At work there was some confusion that creating stub zones requires the master servers to allow zone transfers to the servers holding the stub zones. That’s not correct and oddly I couldn’t find any direct hits when I typed this query into Google so I could show some blog posts/ articles for support.
I mentioned this briefly in one of my earlier blog posts. But don’t take my word for it here are two blog posts and a book except mentioning the same:
- The Long and Short of Stub zones
- Conditional Forwarders and Stub Zones in Windows
- And read the section called “Manage stub zones” in this book
If stub zones don’t require any zone transfers what’s the difference between them and conditional forwarders? Again, check the second link above but the long and short of it is that stub zones query the master server IPs you give and asks these servers for a list of NS records and their addresses, and then queries these name servers for whatever record you want; while conditional forwarders have a predefined list of name servers and so always query these for the record you want. Stub zones are more resilient to changes. If the remote end adds/ removes a name server the stub zone will automatically pick it up as long as the master servers are up-to-date and reachable. A conditional forwarder won’t do this automatically – the remote end admins will have to communicate the new name server details to the conditional forwarder admins and they will have to update at their end.
Hope that clarifies!
p.s. See my next post.
p.p.s. Hadn’t thought of this.
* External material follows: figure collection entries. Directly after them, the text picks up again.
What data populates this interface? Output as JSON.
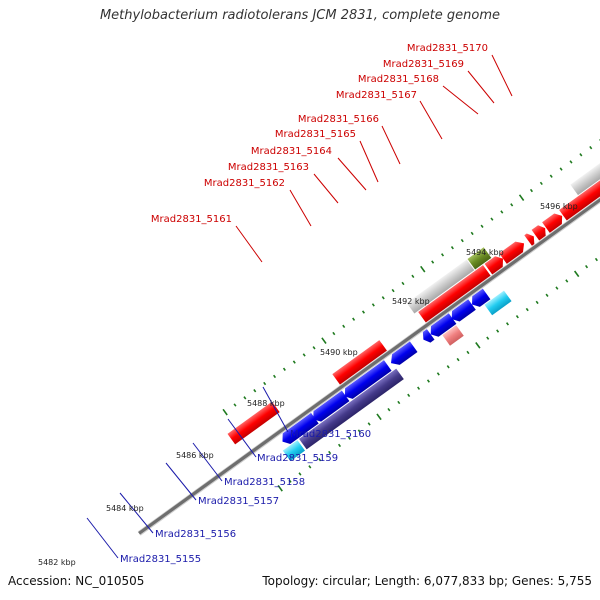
{
  "header": {
    "title": "Methylobacterium radiotolerans JCM 2831, complete genome"
  },
  "footer": {
    "accession": "Accession: NC_010505",
    "summary": "Topology: circular; Length: 6,077,833 bp; Genes: 5,755"
  },
  "colors": {
    "forward": "#ff0000",
    "reverse": "#0000ff",
    "forward_label": "#cc0000",
    "reverse_label": "#1a1aaa",
    "backbone": "#888888",
    "tick": "#1f7a1f"
  },
  "scale_ticks": [
    {
      "label": "5482 kbp"
    },
    {
      "label": "5484 kbp"
    },
    {
      "label": "5486 kbp"
    },
    {
      "label": "5488 kbp"
    },
    {
      "label": "5490 kbp"
    },
    {
      "label": "5492 kbp"
    },
    {
      "label": "5494 kbp"
    },
    {
      "label": "5496 kbp"
    }
  ],
  "forward_genes": [
    {
      "label": "Mrad2831_5161"
    },
    {
      "label": "Mrad2831_5162"
    },
    {
      "label": "Mrad2831_5163"
    },
    {
      "label": "Mrad2831_5164"
    },
    {
      "label": "Mrad2831_5165"
    },
    {
      "label": "Mrad2831_5166"
    },
    {
      "label": "Mrad2831_5167"
    },
    {
      "label": "Mrad2831_5168"
    },
    {
      "label": "Mrad2831_5169"
    },
    {
      "label": "Mrad2831_5170"
    }
  ],
  "reverse_genes": [
    {
      "label": "Mrad2831_5155"
    },
    {
      "label": "Mrad2831_5156"
    },
    {
      "label": "Mrad2831_5157"
    },
    {
      "label": "Mrad2831_5158"
    },
    {
      "label": "Mrad2831_5159"
    },
    {
      "label": "Mrad2831_5160"
    }
  ]
}
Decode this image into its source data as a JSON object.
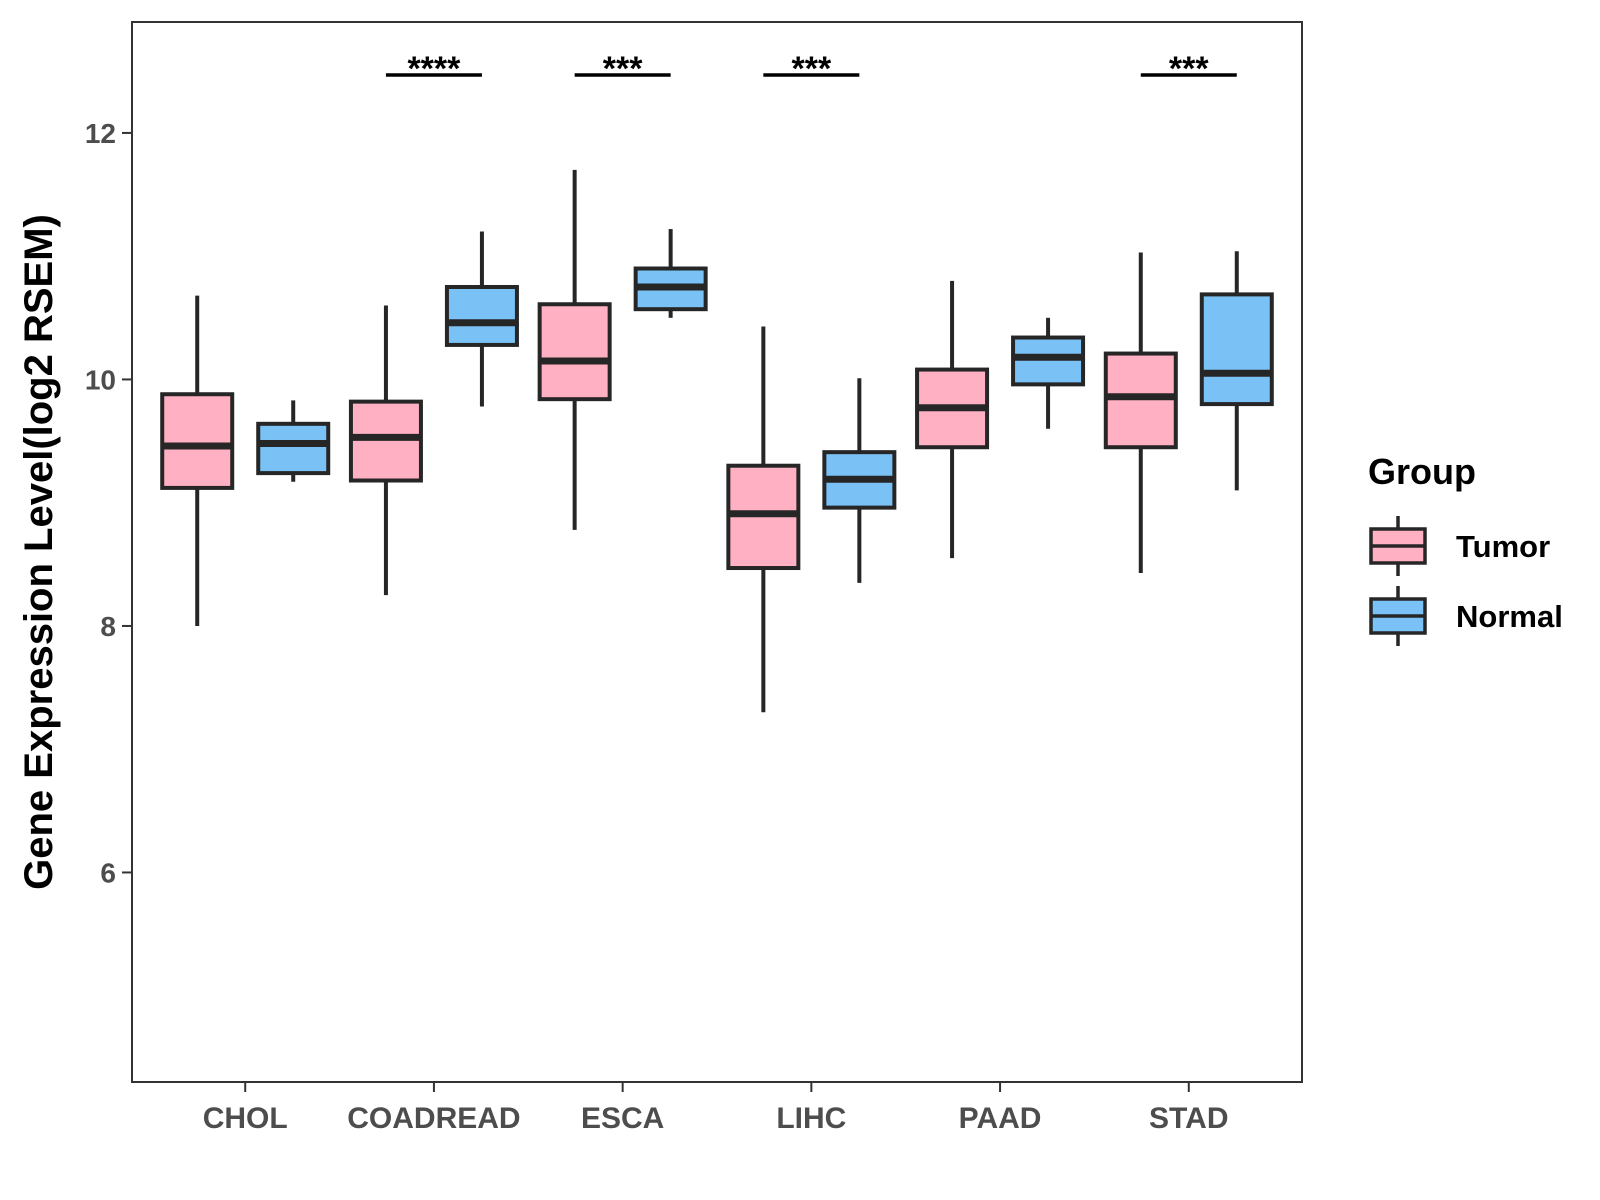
{
  "chart_data": {
    "type": "boxplot",
    "title": "",
    "xlabel": "",
    "ylabel": "Gene Expression Level(log2 RSEM)",
    "ylim": [
      4.3,
      12.9
    ],
    "yticks": [
      6,
      8,
      10,
      12
    ],
    "grid": false,
    "legend_position": "right",
    "categories": [
      "CHOL",
      "COADREAD",
      "ESCA",
      "LIHC",
      "PAAD",
      "STAD"
    ],
    "groups": [
      {
        "name": "Tumor",
        "color": "#FFB0C2"
      },
      {
        "name": "Normal",
        "color": "#7AC1F5"
      }
    ],
    "boxes": {
      "Tumor": [
        {
          "min": 8.0,
          "q1": 9.12,
          "median": 9.46,
          "q3": 9.88,
          "max": 10.68
        },
        {
          "min": 8.25,
          "q1": 9.18,
          "median": 9.53,
          "q3": 9.82,
          "max": 10.6
        },
        {
          "min": 8.78,
          "q1": 9.84,
          "median": 10.15,
          "q3": 10.61,
          "max": 11.7
        },
        {
          "min": 7.3,
          "q1": 8.47,
          "median": 8.91,
          "q3": 9.3,
          "max": 10.43
        },
        {
          "min": 8.55,
          "q1": 9.45,
          "median": 9.77,
          "q3": 10.08,
          "max": 10.8
        },
        {
          "min": 8.43,
          "q1": 9.45,
          "median": 9.86,
          "q3": 10.21,
          "max": 11.03
        }
      ],
      "Normal": [
        {
          "min": 9.17,
          "q1": 9.24,
          "median": 9.48,
          "q3": 9.64,
          "max": 9.83
        },
        {
          "min": 9.78,
          "q1": 10.28,
          "median": 10.46,
          "q3": 10.75,
          "max": 11.2
        },
        {
          "min": 10.5,
          "q1": 10.57,
          "median": 10.75,
          "q3": 10.9,
          "max": 11.22
        },
        {
          "min": 8.35,
          "q1": 8.96,
          "median": 9.19,
          "q3": 9.41,
          "max": 10.01
        },
        {
          "min": 9.6,
          "q1": 9.96,
          "median": 10.18,
          "q3": 10.34,
          "max": 10.5
        },
        {
          "min": 9.1,
          "q1": 9.8,
          "median": 10.05,
          "q3": 10.69,
          "max": 11.04
        }
      ]
    },
    "significance": [
      {
        "category": "COADREAD",
        "label": "****"
      },
      {
        "category": "ESCA",
        "label": "***"
      },
      {
        "category": "LIHC",
        "label": "***"
      },
      {
        "category": "STAD",
        "label": "***"
      }
    ],
    "legend": {
      "title": "Group",
      "entries": [
        "Tumor",
        "Normal"
      ]
    }
  }
}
Good point (via):
Stub zones: will use whatever is in the NS records of the zone (or descendants of the zone, if not otherwise defined) to resolve queries which are below a zone cut.
Forward zones: will always use the configured forwarders, which must support recursion, even for names which are known to be deeper in the delegation hierarchy and whose delegated/authoritative nameservers might respond more quickly than the forwarders, if asked.